NIMBYs overplayed their hand
CA's successful CEQA reform is backlash against NIMBY overreach.
After a decade of attempts, on Monday CA lawmakers finally passed a significant reform to the CA Environmental Quality Act (CEQA). The reforms exempt several kinds of politically popular projects from CEQA review - including housing and daycares. CEQA is a 50 year old law, what changed? Why is it politically possible now to exempt most infill housing from CEQA review, when a few years ago, enviro orgs like the Sierra Club and labor org.s like the Building Trades successfully shut down similar attempts?
Obviously it’s the rise of the YIMBYs. Thousands of pro-housing and anti-red tape Californians, organized by YIMBY Action and CA YIMBY and also in independent local pro-housing org.s called and emailed their legislators to support this legislation.
But that’s not an answer, it’s a fact that begs the question - why are so many Californians now motivated to mobilize against CEQA review? A few years ago, other Californians, organized by the Sierra Club, would have been emailing and calling to oppose CEQA reform - and they would have been successful.
For better or worse, public policy (and definitely public narrative) are driven by anecdotes and viral news stories. The anti-social Berkeley NIMBYs who successfully argued that students are pollution, and CEQA requires UC Berkeley to do an Environmental Impact Report before they can increase student enrollment, or (also in Berkeley) argued that the sound of students laughing and talking is an environmental impact that needs study and mitigation, or the disaster in SF around the proposal to build housing at 469 Stevenson Street anger the public and discredit Environmental Review not just in CA but around the whole country.
In the context of rising housing costs and declining public services of all kinds, the general public is turning against allowing baroque and narrow concerns of small numbers of individuals to interfere with creating necessary public infrastructure.
Unfortunately (or fortunately), the Enviro-NIMBY coalition has no movement discipline, and no greater civic consciousness. It’s a collection of individuals who are not civically engaged at the city or regional scale, only in the hyper local scale and sometimes only in response to a very particular proposed project. This geographic and temporal localism makes it hard for them to organize a large, persistent movement that could exert some judgement over what issues to pursue.

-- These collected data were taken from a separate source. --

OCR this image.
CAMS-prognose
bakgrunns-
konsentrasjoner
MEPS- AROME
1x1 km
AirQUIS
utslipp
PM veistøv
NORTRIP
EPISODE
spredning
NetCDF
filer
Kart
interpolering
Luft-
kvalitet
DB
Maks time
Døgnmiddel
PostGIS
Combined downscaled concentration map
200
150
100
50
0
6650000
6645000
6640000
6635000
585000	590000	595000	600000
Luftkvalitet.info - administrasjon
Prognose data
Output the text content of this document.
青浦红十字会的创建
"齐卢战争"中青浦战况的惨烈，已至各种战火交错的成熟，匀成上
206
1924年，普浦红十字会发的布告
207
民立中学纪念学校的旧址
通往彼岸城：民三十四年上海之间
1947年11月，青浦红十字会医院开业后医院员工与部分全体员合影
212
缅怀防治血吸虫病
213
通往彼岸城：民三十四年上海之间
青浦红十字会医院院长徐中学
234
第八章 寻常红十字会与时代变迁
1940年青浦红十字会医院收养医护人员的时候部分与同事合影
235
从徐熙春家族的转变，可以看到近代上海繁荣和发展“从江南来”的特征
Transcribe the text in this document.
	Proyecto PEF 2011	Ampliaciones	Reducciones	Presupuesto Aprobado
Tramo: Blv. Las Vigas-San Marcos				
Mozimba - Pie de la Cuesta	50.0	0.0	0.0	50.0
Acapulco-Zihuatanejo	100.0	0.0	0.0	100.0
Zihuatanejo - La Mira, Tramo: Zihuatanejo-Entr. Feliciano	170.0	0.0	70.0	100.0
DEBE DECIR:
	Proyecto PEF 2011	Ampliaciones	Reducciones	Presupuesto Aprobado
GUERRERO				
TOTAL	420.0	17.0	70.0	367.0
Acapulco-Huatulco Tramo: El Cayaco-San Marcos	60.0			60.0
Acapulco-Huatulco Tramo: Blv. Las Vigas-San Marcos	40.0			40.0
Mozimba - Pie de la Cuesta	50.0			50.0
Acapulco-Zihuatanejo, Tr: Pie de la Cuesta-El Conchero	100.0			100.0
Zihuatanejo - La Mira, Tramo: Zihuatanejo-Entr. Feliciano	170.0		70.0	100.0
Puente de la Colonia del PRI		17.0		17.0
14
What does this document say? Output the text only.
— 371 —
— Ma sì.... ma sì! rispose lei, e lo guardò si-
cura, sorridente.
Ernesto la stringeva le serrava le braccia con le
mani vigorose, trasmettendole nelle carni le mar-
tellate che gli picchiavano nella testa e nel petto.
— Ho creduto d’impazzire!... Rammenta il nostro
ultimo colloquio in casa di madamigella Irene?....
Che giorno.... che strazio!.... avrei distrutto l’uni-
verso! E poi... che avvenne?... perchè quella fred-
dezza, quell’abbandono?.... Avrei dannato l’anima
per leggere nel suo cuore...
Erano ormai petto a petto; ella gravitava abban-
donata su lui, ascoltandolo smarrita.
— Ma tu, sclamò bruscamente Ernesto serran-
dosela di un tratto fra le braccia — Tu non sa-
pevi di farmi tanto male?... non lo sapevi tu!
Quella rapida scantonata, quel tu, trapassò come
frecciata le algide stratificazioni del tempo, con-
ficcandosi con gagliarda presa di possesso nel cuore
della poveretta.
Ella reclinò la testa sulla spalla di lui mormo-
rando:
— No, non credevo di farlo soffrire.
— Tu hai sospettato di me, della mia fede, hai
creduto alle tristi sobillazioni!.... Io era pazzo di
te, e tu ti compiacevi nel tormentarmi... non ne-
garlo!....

They’re also independently resourced which is a blessing and a curse. Retired suburban lawyers are the lifeblood of the NIMBY-CEQA obstruction machine, working for themselves, for free, suing their cities when their cities approve housing. Here on the pro-housing side, we have to raise money from foundations and individuals (could be you) to file lawsuits to force cities to approve housing. A silver lining to being relatively under resourced is that we are more centrally resourced, so decisions about what lawsuits to pursue are made by organizing professionals, with an eye to the larger public narrative.
If Environmental groups had more movement discipline, they might have been able to better preserve CEQA review in California. But it’s not too late - in CA and in the US, there is still plenty of red tape, and years of public organizing and political controversy to go before we settle on a new equilibrium of public input. People who genuinely care about the environment should work within their own coalitions to be smart about what kinds of infrastructure to fight and what kinds of reasons to cite.
For example, the Sierra Club’s policy on offshore wind turbines is embarrassing, and will ultimately be counter-productive:
5. OFFSHORE WIND DEVELOPMENT It is likely that offshore development of wind will be an important component of reversing global warming. The Club hopes to work toward a reasonable balance between environmental and aesthetic concerns and the need for clean energy.
Sorry, what? Environmental concerns on the one hand, and need for clean energy on the other? And why are “aesthetic concerns” mentioned at all? If “environmental concerns” are contraposed with “reversing global warming” (and are not the same thing) then in this document “the environment” merely means “the immediate area surrounding each of our members” and the Sierra Club is just a big giant neighborhood association, committed to local prettification.
YIMBYs can use the infuriating excesses of the NIMBY-enviro movement instrumentally to attract members and win real environmental reforms, and we will. But also legacy enviro organizations can be allies more directly by being strategic and pro-social in the ways they use the existing public input process. Hopefully the reforms in CA act as a wakeup call to the legacy enviros. YIMBYs can do it alone, but we will go faster together.
Forests projects. funded by California taxpayers on the National Forests, with support from State and Federal climate funds, which are EV+ in avoided-CO2 terms, have also left CEQA purview.
Thank you urban YIMBY allies.
Unfortunately the East Coast NIMBY's haven't yet overplayed their hand, or maybe things haven't gotten so bad as to make YIMBY part of the zeitgeist. If you look at any local newspaper or FB group it's NIMBY through and through.